El revuelo en la opinión pública por esa elucubración sobre el uso de trapos sucios por parte de mi Hermana mayor para liquidar su matrimonio nos ha cogido en vísperas del viaje oficial a México.
No creo que haya conjuras contra la Corona, pero que nuestra primera visita oficial como Príncipes de Asturias a una nación como México vaya acompañada de los soniquetes de una fea, además de falsa, pelea entre los Duques de Lugo, resulta más que desagradable.
Cuando tuve conocimiento de lo publicado en la revista Época, no daba crédito. Se trata de una publicación del Grupo Intereconomía, cuya cabeza es Julio Ariza, antiguo diputado autonómico del PP y, por lo que me cuentan, persona muy ligada al Opus Dei. Los medios de ese grupo tienen una línea editorial conservadora, ya lo sé, y el director de Época, Carlos Dávila, se identifica con posiciones de la derecha radical... ¿pero tal es el desapego de cierta derecha hacia nuestra Monarquía que no dudan en hacer uso de la infamia?
En esas cavilaciones andaba cuando la Princesa me ayudó a entender algunas cosas con su análisis más periodístico.
- Fíjate, me dijo, en la textualidad de la portada de la revista y en el párrafo del reportaje que alude directamente al consumo de cocaína, para que veas que usan una redacción preventiva y equívoca ante posibles demandas judiciales.
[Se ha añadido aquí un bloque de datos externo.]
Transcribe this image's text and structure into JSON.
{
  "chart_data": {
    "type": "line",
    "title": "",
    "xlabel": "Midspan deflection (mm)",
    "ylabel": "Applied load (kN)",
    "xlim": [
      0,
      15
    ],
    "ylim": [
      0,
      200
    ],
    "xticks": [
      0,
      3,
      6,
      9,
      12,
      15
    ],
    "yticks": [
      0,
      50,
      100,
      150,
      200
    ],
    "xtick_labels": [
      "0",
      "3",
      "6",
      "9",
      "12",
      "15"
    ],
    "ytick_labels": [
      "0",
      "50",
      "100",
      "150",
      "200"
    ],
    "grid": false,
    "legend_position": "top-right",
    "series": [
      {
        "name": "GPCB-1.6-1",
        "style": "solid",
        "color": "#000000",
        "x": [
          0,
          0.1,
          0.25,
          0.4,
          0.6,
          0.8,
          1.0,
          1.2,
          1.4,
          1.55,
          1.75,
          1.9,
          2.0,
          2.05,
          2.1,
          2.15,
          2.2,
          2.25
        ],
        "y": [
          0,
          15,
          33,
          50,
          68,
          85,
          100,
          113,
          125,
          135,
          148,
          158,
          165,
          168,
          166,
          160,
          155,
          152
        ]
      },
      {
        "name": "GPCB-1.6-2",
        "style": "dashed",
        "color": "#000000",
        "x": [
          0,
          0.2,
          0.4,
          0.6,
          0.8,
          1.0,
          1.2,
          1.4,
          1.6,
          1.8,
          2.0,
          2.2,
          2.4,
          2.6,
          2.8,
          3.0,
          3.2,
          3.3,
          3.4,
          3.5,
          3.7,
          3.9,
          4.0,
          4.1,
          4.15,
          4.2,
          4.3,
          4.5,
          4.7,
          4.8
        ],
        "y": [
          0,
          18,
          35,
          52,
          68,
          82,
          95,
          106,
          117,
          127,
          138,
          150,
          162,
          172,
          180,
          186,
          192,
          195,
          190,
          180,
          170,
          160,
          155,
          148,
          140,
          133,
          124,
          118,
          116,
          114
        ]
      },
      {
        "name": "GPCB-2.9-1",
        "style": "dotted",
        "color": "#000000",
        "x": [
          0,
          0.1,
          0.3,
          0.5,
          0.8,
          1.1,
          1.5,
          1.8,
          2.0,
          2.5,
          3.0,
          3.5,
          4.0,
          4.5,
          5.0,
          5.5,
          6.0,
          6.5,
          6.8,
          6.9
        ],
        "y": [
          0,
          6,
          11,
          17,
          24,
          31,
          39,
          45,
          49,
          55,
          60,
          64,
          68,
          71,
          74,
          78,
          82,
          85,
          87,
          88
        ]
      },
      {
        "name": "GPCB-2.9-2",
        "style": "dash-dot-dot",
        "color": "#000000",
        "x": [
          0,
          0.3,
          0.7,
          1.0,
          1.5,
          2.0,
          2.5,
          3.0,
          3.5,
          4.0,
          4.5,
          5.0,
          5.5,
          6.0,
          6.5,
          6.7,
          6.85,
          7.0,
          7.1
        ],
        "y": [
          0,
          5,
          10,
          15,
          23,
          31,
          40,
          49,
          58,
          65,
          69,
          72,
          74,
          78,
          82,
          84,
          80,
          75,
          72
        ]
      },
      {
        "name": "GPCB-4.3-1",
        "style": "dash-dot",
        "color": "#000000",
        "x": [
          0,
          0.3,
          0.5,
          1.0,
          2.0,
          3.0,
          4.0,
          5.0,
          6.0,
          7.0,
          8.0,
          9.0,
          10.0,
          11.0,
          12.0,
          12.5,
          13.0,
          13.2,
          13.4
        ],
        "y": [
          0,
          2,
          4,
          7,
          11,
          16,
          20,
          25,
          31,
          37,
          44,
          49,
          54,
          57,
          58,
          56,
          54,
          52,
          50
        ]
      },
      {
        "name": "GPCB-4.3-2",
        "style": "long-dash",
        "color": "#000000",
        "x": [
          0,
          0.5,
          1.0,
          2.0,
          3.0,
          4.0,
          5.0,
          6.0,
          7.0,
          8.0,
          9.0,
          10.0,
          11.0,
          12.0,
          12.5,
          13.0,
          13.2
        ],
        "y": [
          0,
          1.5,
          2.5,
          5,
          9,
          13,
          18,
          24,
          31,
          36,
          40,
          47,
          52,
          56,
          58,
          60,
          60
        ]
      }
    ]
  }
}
Le hice caso y leí en voz alta la portada: "Conflicto en la separación de Doña Elena. ALEGA CONSUMO OCASIONAL DE COCAÍNA. Casa del Rey a Época: `Se quiere hacer daño a la Monarquía´". Efectivamente, la portada no dice quién es el consumidor ni cita al Duque de Lugo, pero ofrece una foto suya a todo trapo.
Me voy al reportaje y leo: "La Infanta Elena quiere hacer desaparecer su matrimonio, por completo. Fuentes familiares perfectamente reconocidas por Época afirman que el motivo que pretende alegar Doña Elena es que desconocía, en el momento de formalizar el compromiso con Jaime de Marichalar y de contraer matrimonio, que quien es todavía su esposo consumía cocaína de forma ocasional". ¿Qué son fuentes familiares perfectamente reconocidas
Y mi Amada Esposa me hace unas observaciones fruto de su conocimiento del oficio periodístico, que se resumen más o menos así:
Se trata de un ejemplo de "pornoperiodismo", como Ella lo califica. No aporta pruebas porque no da cuenta de ningún hecho, sino que aventura cuál es la pretensión de mi Hermana en una presunta negociación.
A la vista de esas y otras consideraciones de la Princesa, y a la vista también del eco que este asunto ha tenido en la opinión pública, no tengo claro que la respuesta que ha tenido la revista sea la más adecuada.
En primer lugar ha sido intempestiva, difundiendo los abogados un comunicado a altas horas de la noche de un viernes.
En segundo lugar, dado que lo más impactante es que salga a relucir un supuesto consumo de cocaína en torno al matrimonio de una Infanta de España, o los abogados actúan de inmediato contra lo que puede ser una calumnia o exigen a la revista una rectificación inmediata. Pero centrar el comunicado en que no hay trámites de divorcio ni nulidad puede sonar a que se van por las ramas.
En Época saben que un miembro de la Familia Real tiene muy difícil defensa ante determinadas infamias o atropellos. Y también saben, pese a las excusas no pedidas del director de la revista, que con estas cosas contribuyen a deteriorar la Monarquía, pues su reportaje no es un simple patinazo ni obedece a un descuido. En esas páginas se hostiga a Su Majestad desde hace un tiempo con argumentos similares a los de Jiménez Losantos.